Lieferengpässe bei Seltenen Erden aus China bringen die Autoindustrie ins Wanken. Erste Produktionslinien stehen bereits still.

Produktionslinie Autoindustrie

Die chinesischen Exportbeschränkungen für Seltene Erden bringen die europäische Autoindustrie in Bedrängnis. Lieferengpässe betreffen vor allem Elektromotoren und Batterietechnologie. Erste Produktionslinien stehen bereits still.

Foto: PantherMedia / fotoevent.stock

Die Versorgungslage bei Seltenen Erden spitzt sich dramatisch zu. Besonders in der europäischen Automobilindustrie wächst die Sorge vor einem Produktionsstillstand.
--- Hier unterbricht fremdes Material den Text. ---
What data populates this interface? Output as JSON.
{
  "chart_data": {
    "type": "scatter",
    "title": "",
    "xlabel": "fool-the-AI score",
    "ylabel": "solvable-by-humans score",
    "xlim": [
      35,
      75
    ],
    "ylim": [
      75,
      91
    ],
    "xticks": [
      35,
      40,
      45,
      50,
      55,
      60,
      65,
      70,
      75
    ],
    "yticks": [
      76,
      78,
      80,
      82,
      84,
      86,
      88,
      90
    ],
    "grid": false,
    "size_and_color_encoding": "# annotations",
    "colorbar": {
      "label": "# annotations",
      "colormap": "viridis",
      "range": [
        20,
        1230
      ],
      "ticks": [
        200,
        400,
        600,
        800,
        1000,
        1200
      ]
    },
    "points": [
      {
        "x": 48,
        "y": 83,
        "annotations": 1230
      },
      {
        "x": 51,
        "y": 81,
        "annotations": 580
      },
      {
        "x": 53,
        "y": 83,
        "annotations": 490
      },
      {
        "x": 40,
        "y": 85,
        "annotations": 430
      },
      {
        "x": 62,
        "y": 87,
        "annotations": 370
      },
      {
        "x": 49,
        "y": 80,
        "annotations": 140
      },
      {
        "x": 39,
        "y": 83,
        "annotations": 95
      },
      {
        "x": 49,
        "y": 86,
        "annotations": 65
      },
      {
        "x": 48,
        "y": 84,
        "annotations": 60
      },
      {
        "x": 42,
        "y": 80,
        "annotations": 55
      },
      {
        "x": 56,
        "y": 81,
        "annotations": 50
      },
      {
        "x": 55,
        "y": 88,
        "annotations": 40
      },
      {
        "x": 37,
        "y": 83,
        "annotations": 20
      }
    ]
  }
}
Ursache ist eine neue Exportpolitik der Volksrepublik China, die durch ein Lizenzsystem den globalen Nachschub zentraler Rohstoffe verlangsamt.
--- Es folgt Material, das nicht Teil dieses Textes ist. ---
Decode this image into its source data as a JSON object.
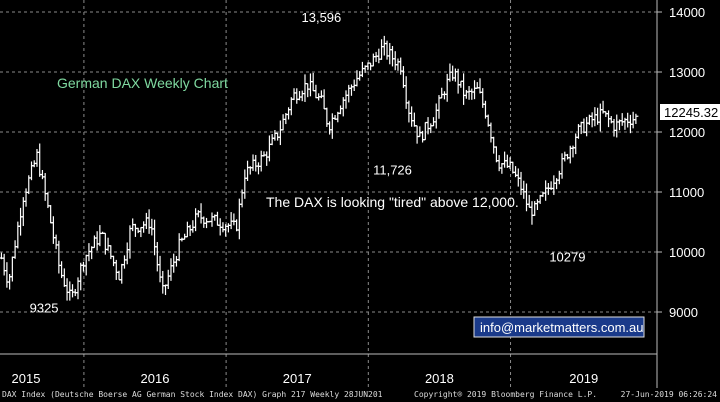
{
  "chart_data": {
    "type": "ohlc",
    "title": "German DAX Weekly Chart",
    "annotation": "The DAX is looking \"tired\" above 12,000.",
    "contact": "info@marketmatters.com.au",
    "last_price_label": "12245.32",
    "ylim": [
      8300,
      14200
    ],
    "yticks": [
      9000,
      10000,
      11000,
      12000,
      13000,
      14000
    ],
    "ytick_labels": [
      "9000",
      "10000",
      "11000",
      "12000",
      "13000",
      "14000"
    ],
    "xlim": [
      2014.96,
      2019.58
    ],
    "year_labels": [
      {
        "label": "2015",
        "x": 2015.0
      },
      {
        "label": "2016",
        "x": 2015.55
      },
      {
        "label": "2017",
        "x": 2016.55
      },
      {
        "label": "2018",
        "x": 2017.55
      },
      {
        "label": "2019",
        "x": 2018.55
      }
    ],
    "price_labels": [
      {
        "text": "13,596",
        "x": 2017.22,
        "y": 13596
      },
      {
        "text": "11,726",
        "x": 2017.72,
        "y": 11726
      },
      {
        "text": "9325",
        "x": 2015.27,
        "y": 9325
      },
      {
        "text": "10279",
        "x": 2018.95,
        "y": 10279
      }
    ],
    "anchors": [
      {
        "x": 2014.97,
        "y": 9900
      },
      {
        "x": 2015.02,
        "y": 9500
      },
      {
        "x": 2015.12,
        "y": 10900
      },
      {
        "x": 2015.22,
        "y": 11600
      },
      {
        "x": 2015.3,
        "y": 10700
      },
      {
        "x": 2015.38,
        "y": 9700
      },
      {
        "x": 2015.46,
        "y": 9200
      },
      {
        "x": 2015.55,
        "y": 9900
      },
      {
        "x": 2015.67,
        "y": 10300
      },
      {
        "x": 2015.8,
        "y": 9600
      },
      {
        "x": 2015.88,
        "y": 10400
      },
      {
        "x": 2016.02,
        "y": 10500
      },
      {
        "x": 2016.1,
        "y": 9300
      },
      {
        "x": 2016.22,
        "y": 10100
      },
      {
        "x": 2016.35,
        "y": 10600
      },
      {
        "x": 2016.5,
        "y": 10500
      },
      {
        "x": 2016.62,
        "y": 10400
      },
      {
        "x": 2016.68,
        "y": 11300
      },
      {
        "x": 2016.82,
        "y": 11600
      },
      {
        "x": 2016.92,
        "y": 12000
      },
      {
        "x": 2017.02,
        "y": 12600
      },
      {
        "x": 2017.12,
        "y": 12800
      },
      {
        "x": 2017.22,
        "y": 12500
      },
      {
        "x": 2017.27,
        "y": 12100
      },
      {
        "x": 2017.36,
        "y": 12500
      },
      {
        "x": 2017.47,
        "y": 12900
      },
      {
        "x": 2017.55,
        "y": 13100
      },
      {
        "x": 2017.65,
        "y": 13400
      },
      {
        "x": 2017.78,
        "y": 13100
      },
      {
        "x": 2017.83,
        "y": 12400
      },
      {
        "x": 2017.91,
        "y": 11900
      },
      {
        "x": 2018.02,
        "y": 12300
      },
      {
        "x": 2018.1,
        "y": 12800
      },
      {
        "x": 2018.15,
        "y": 13000
      },
      {
        "x": 2018.23,
        "y": 12600
      },
      {
        "x": 2018.32,
        "y": 12700
      },
      {
        "x": 2018.38,
        "y": 12300
      },
      {
        "x": 2018.46,
        "y": 11500
      },
      {
        "x": 2018.55,
        "y": 11400
      },
      {
        "x": 2018.62,
        "y": 11100
      },
      {
        "x": 2018.68,
        "y": 10700
      },
      {
        "x": 2018.72,
        "y": 10700
      },
      {
        "x": 2018.8,
        "y": 11000
      },
      {
        "x": 2018.92,
        "y": 11500
      },
      {
        "x": 2019.02,
        "y": 12000
      },
      {
        "x": 2019.12,
        "y": 12200
      },
      {
        "x": 2019.2,
        "y": 12300
      },
      {
        "x": 2019.28,
        "y": 12100
      },
      {
        "x": 2019.36,
        "y": 12200
      },
      {
        "x": 2019.45,
        "y": 12245
      }
    ],
    "grid": true
  },
  "footer": {
    "left": "DAX Index (Deutsche Boerse AG German Stock Index DAX) Graph 217  Weekly 28JUN201",
    "mid": "Copyright® 2019 Bloomberg Finance L.P.",
    "right": "27-Jun-2019 06:26:24"
  }
}
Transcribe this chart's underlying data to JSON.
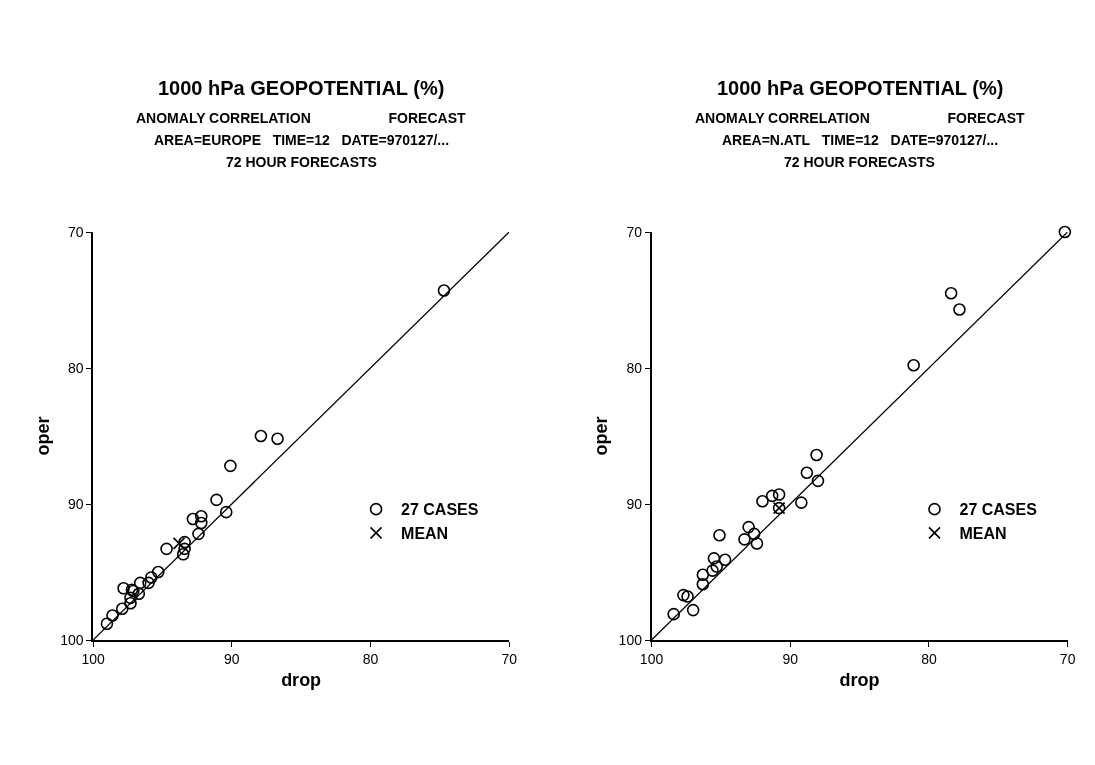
{
  "chart_data": [
    {
      "type": "scatter",
      "title": "1000 hPa GEOPOTENTIAL (%)",
      "subtitle": "ANOMALY CORRELATION                    FORECAST\nAREA=EUROPE   TIME=12   DATE=970127/...\n72 HOUR FORECASTS",
      "xlabel": "drop",
      "ylabel": "oper",
      "xlim": [
        100,
        70
      ],
      "ylim": [
        100,
        70
      ],
      "xticks": [
        100,
        90,
        80,
        70
      ],
      "yticks": [
        100,
        90,
        80,
        70
      ],
      "legend": "bottom right",
      "series": [
        {
          "name": "27 CASES",
          "marker": "circle",
          "color": "#000000",
          "x": [
            74.7,
            87.9,
            86.7,
            90.1,
            91.1,
            90.4,
            92.8,
            92.2,
            92.2,
            92.4,
            94.7,
            93.4,
            93.4,
            93.5,
            95.3,
            95.8,
            96.0,
            96.6,
            97.8,
            97.2,
            96.7,
            97.3,
            97.3,
            97.9,
            98.6,
            99.0,
            97.1
          ],
          "values": [
            74.3,
            85.0,
            85.2,
            87.2,
            89.7,
            90.6,
            91.1,
            90.9,
            91.4,
            92.2,
            93.3,
            92.8,
            93.3,
            93.7,
            95.0,
            95.4,
            95.8,
            95.8,
            96.2,
            96.3,
            96.6,
            96.9,
            97.3,
            97.7,
            98.2,
            98.8,
            96.4
          ]
        },
        {
          "name": "MEAN",
          "marker": "cross",
          "color": "#000000",
          "x": [
            93.8
          ],
          "values": [
            92.9
          ]
        },
        {
          "type": "line",
          "color": "#000000",
          "x": [
            100,
            70
          ],
          "values": [
            100,
            70
          ]
        }
      ]
    },
    {
      "type": "scatter",
      "title": "1000 hPa GEOPOTENTIAL (%)",
      "subtitle": "ANOMALY CORRELATION                    FORECAST\nAREA=N.ATL   TIME=12   DATE=970127/...\n72 HOUR FORECASTS",
      "xlabel": "drop",
      "ylabel": "oper",
      "xlim": [
        100,
        70
      ],
      "ylim": [
        100,
        70
      ],
      "xticks": [
        100,
        90,
        80,
        70
      ],
      "yticks": [
        100,
        90,
        80,
        70
      ],
      "legend": "bottom right",
      "series": [
        {
          "name": "27 CASES",
          "marker": "circle",
          "color": "#000000",
          "x": [
            78.4,
            77.8,
            81.1,
            88.1,
            88.8,
            88.0,
            89.2,
            92.0,
            91.3,
            90.8,
            90.8,
            93.0,
            92.6,
            93.3,
            92.4,
            95.1,
            94.7,
            95.5,
            95.6,
            96.3,
            96.3,
            97.7,
            97.4,
            97.0,
            98.4,
            70.2,
            95.3
          ],
          "values": [
            74.5,
            75.7,
            79.8,
            86.4,
            87.7,
            88.3,
            89.9,
            89.8,
            89.4,
            89.3,
            90.3,
            91.7,
            92.2,
            92.6,
            92.9,
            92.3,
            94.1,
            94.0,
            94.9,
            95.2,
            95.9,
            96.7,
            96.8,
            97.8,
            98.1,
            70.0,
            94.6
          ]
        },
        {
          "name": "MEAN",
          "marker": "cross",
          "color": "#000000",
          "x": [
            90.8
          ],
          "values": [
            90.3
          ]
        },
        {
          "type": "line",
          "color": "#000000",
          "x": [
            100,
            70
          ],
          "values": [
            100,
            70
          ]
        }
      ]
    }
  ]
}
Die Folgen spüren Zulieferbetriebe bereits jetzt. Erste Fertigungslinien stehen still. Suzuki etwa musste die Produktion des Kleinwagens Swift unterbrechen – es fehlten elementare Komponenten. Der Zulieferer ZF spricht von „spürbaren Auswirkungen“ auf die Lieferkette. Besonders betroffen sind Elektromotoren, für deren Herstellung sogenannte Permanentmagnete nötig sind. Diese basieren fast ausschließlich auf Seltenen Erden.

Was sind Seltene Erden – und wozu werden sie gebraucht?
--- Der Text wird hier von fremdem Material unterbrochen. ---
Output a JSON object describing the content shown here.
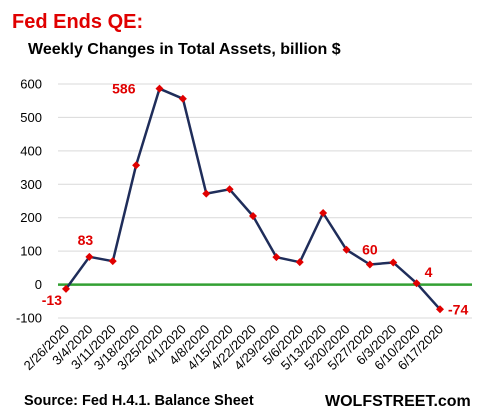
{
  "colors": {
    "title_red": "#e00000",
    "line": "#1f2d5a",
    "marker": "#e00000",
    "zero_line": "#33a033",
    "grid": "#d9d9d9",
    "label_red": "#e00000"
  },
  "header": {
    "title": "Fed Ends  QE:",
    "subtitle": "Weekly Changes in Total Assets, billion $"
  },
  "footer": {
    "source": "Source: Fed H.4.1. Balance Sheet",
    "brand": "WOLFSTREET.com"
  },
  "chart_data": {
    "type": "line",
    "title": "Weekly Changes in Total Assets, billion $",
    "categories": [
      "2/26/2020",
      "3/4/2020",
      "3/11/2020",
      "3/18/2020",
      "3/25/2020",
      "4/1/2020",
      "4/8/2020",
      "4/15/2020",
      "4/22/2020",
      "4/29/2020",
      "5/6/2020",
      "5/13/2020",
      "5/20/2020",
      "5/27/2020",
      "6/3/2020",
      "6/10/2020",
      "6/17/2020"
    ],
    "series": [
      {
        "values": [
          -13,
          83,
          70,
          357,
          586,
          556,
          272,
          285,
          205,
          82,
          67,
          214,
          104,
          60,
          66,
          4,
          -74
        ]
      }
    ],
    "ylim": [
      -100,
      600
    ],
    "yticks": [
      -100,
      0,
      100,
      200,
      300,
      400,
      500,
      600
    ],
    "grid": "horizontal",
    "data_labels": [
      {
        "index": 0,
        "text": "-13"
      },
      {
        "index": 1,
        "text": "83"
      },
      {
        "index": 4,
        "text": "586"
      },
      {
        "index": 13,
        "text": "60"
      },
      {
        "index": 15,
        "text": "4"
      },
      {
        "index": 16,
        "text": "-74"
      }
    ]
  }
}
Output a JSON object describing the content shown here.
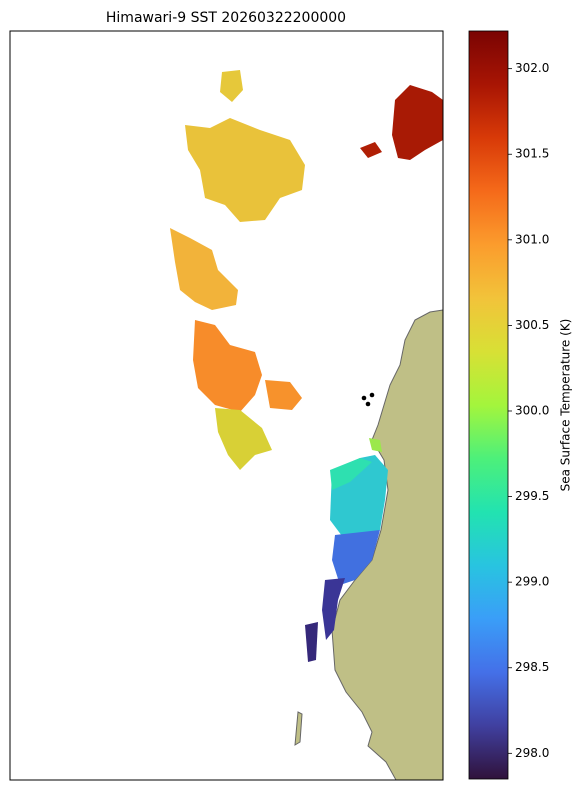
{
  "chart_data": {
    "type": "map",
    "title": "Himawari-9 SST 20260322200000",
    "colorbar": {
      "label": "Sea Surface Temperature (K)",
      "lim": [
        297.85,
        302.22
      ],
      "ticks": [
        {
          "value": 298.0,
          "label": "298.0"
        },
        {
          "value": 298.5,
          "label": "298.5"
        },
        {
          "value": 299.0,
          "label": "299.0"
        },
        {
          "value": 299.5,
          "label": "299.5"
        },
        {
          "value": 300.0,
          "label": "300.0"
        },
        {
          "value": 300.5,
          "label": "300.5"
        },
        {
          "value": 301.0,
          "label": "301.0"
        },
        {
          "value": 301.5,
          "label": "301.5"
        },
        {
          "value": 302.0,
          "label": "302.0"
        }
      ],
      "colors": [
        "#30123b",
        "#4040a0",
        "#4470e8",
        "#3a9ef8",
        "#28c4e0",
        "#22e3b0",
        "#4df07a",
        "#a4f53c",
        "#d8e035",
        "#f2c33a",
        "#fb9c2d",
        "#f56a1a",
        "#d83a08",
        "#a81504",
        "#7a0403"
      ]
    }
  }
}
Seltene Erden sind eine Gruppe von 17 Metallen, zu denen beispielsweise Neodym, Dysprosium oder Terbium zählen. Sie kommen in geringen Mengen in der Erdkruste vor, sind jedoch für viele moderne Technologien unverzichtbar. Vor allem in der Elektromobilität, der Windkraft, Unterhaltungselektronik oder der Medizintechnik finden sie breite Anwendung.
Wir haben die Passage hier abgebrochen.